In an interview with TimesLIVE, Malema characterised the unrest in KwaZulu-Natal and Gauteng as an ANC problem.

“It's a factional battle, it's a complete factional battle which has got nothing to do with us.”

He said the battle involved an incapacitated president who “bought his way” to the ANC presidency and did not enjoy the support of his organisation on the ground.

This was in relation to allegations that members of Ramaphosa's CR17 campaign used money raised to influence the outcome of the ANC's national elective congress in 2017.

Malema said the failure to address communities at local level was further confirmation that Ramaphosa never won the vote of genuine ANC members on the ground.

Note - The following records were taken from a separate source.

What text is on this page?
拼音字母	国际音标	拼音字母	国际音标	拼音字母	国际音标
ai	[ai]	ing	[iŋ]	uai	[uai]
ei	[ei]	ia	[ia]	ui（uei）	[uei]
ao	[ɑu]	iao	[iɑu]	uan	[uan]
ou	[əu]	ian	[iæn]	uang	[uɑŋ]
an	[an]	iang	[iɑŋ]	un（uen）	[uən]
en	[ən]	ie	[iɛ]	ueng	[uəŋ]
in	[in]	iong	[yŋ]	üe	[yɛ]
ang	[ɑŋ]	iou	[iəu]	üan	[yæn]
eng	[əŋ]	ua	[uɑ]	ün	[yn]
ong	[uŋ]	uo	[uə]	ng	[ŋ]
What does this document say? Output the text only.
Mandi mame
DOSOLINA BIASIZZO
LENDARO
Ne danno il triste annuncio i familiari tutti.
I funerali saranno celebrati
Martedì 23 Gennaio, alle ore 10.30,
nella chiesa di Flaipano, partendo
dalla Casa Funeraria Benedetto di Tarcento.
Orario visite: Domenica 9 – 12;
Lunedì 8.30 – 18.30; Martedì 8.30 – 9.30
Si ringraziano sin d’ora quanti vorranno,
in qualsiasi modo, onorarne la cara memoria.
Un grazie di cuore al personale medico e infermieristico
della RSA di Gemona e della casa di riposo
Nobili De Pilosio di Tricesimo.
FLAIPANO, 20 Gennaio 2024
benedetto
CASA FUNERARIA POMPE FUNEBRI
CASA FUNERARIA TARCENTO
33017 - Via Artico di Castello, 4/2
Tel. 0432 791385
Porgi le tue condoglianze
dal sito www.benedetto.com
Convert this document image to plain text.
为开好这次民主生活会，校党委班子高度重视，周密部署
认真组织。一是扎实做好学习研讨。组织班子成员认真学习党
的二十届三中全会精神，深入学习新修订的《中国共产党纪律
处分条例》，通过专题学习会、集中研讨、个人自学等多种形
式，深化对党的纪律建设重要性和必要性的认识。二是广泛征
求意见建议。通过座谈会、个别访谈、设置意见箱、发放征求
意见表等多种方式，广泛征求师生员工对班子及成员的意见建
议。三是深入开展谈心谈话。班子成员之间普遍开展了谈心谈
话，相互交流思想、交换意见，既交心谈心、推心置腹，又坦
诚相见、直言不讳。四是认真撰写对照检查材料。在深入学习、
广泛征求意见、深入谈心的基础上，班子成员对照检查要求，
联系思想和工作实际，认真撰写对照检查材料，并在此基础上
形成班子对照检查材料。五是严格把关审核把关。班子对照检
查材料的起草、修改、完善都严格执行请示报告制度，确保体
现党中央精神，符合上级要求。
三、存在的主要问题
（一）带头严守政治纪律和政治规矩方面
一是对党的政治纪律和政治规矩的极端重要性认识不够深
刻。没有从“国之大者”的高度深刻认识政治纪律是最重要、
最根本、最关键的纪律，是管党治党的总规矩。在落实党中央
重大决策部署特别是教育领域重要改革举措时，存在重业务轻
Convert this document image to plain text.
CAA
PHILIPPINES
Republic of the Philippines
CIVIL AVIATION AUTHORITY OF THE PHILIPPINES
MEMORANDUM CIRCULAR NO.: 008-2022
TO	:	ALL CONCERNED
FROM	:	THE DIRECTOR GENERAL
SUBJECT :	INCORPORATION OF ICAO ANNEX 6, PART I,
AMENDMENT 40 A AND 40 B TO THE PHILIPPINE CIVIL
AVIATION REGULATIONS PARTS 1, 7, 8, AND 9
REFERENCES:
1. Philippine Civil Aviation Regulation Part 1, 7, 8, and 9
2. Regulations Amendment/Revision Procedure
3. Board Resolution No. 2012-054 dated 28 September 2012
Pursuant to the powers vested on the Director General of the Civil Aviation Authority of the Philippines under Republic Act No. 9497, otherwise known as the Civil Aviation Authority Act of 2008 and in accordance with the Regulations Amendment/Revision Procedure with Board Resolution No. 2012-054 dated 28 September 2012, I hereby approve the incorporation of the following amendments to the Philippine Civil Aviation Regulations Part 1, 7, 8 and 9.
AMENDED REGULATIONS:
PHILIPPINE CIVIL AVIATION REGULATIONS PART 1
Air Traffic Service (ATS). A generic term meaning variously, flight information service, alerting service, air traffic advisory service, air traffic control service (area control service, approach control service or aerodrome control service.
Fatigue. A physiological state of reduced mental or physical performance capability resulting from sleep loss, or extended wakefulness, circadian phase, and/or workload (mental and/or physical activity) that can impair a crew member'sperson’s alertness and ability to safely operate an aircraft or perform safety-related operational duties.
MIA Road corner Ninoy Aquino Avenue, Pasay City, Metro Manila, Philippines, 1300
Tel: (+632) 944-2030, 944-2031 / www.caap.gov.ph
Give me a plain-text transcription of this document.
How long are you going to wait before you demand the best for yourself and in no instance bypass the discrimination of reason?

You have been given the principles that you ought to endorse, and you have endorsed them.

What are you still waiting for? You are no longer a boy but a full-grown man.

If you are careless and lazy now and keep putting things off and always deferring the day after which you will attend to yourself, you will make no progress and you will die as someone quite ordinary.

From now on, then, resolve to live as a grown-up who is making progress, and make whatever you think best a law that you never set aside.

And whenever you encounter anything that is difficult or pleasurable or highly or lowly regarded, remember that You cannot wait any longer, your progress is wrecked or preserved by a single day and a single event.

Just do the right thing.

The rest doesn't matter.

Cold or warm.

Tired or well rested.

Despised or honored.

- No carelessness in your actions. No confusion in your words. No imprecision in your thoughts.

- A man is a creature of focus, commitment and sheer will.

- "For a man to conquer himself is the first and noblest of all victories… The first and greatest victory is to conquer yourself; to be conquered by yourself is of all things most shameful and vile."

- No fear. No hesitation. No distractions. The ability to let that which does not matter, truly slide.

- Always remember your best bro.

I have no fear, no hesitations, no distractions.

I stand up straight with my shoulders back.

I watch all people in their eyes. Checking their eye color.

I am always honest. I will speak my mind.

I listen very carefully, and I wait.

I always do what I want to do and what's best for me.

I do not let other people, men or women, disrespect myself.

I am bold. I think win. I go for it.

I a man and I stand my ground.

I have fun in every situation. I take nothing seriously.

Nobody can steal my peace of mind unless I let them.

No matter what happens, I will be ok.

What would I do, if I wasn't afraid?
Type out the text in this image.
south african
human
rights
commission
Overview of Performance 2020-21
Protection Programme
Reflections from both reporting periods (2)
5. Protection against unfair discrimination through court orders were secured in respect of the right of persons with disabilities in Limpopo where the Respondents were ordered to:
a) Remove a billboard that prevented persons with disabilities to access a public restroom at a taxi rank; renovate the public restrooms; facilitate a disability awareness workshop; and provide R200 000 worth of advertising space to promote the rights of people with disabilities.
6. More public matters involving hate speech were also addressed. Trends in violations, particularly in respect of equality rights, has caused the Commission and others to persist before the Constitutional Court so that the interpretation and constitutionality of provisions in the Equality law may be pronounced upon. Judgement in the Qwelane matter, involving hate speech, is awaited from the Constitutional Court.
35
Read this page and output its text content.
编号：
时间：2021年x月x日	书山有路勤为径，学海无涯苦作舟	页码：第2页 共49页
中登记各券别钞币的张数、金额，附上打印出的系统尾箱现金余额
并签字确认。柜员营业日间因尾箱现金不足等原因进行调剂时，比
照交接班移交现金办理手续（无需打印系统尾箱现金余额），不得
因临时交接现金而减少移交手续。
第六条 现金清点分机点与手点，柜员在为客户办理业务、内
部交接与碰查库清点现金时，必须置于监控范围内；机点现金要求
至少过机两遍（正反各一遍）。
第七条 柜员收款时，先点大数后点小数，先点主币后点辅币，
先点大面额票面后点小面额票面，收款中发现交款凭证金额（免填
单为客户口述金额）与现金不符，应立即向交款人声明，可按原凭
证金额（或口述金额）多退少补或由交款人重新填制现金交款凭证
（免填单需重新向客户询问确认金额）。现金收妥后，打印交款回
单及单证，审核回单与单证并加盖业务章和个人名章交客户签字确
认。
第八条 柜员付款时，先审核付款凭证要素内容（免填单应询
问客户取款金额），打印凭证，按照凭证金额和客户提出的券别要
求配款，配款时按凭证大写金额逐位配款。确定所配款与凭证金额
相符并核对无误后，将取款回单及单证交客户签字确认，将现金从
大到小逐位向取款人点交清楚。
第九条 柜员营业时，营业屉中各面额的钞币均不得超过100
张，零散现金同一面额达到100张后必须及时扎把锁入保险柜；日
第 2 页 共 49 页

Had he enjoyed that overwhelming majority support, ANC members in the party's lower structures would be defending him.

“The majority of the people must buy into your idea so that if anything happens, they rise themselves in your defence,” he said.

Malema criticised Ramaphosa's “ethnic mobilisation” statement, saying it was a dangerous characterisation, not sustainable and amateurish.

“There is no ethnic or tribal problem here. There is a Zuma problem which is an ANC problem they must find a way of dealing with internally and convince their people about the incarceration of Jacob Zuma.”

Another issue was poverty and inequality that he said the ANC government has to find solutions to, adding that they should engage people on the ground.

He criticised the deployment of the army, saying it was unacceptable to deploy soldiers instead of dealing with political issues politically.

He questioned the absence of government leadership on the ground and leaders waiting until after the deployment of soldiers before visiting affected communities.

“The ground got messed up. Those people who are looting, those people who are doing all manner of things that we don't agree with, they too do not deserve to be shot at by soldiers. It is political internal instability which politicians can deal with.

“Bheki Cele goes to Mamelodi and Alexandra after the soldiers have been there. Why is Bheki Cele not going to KwaZulu-Natal if he is really and genuinely dealing with this problem?”

Malema said he was not supporting Zuma, pointing out that he would have gone to court and joined Zuma's case if he was part of the Zuma defence.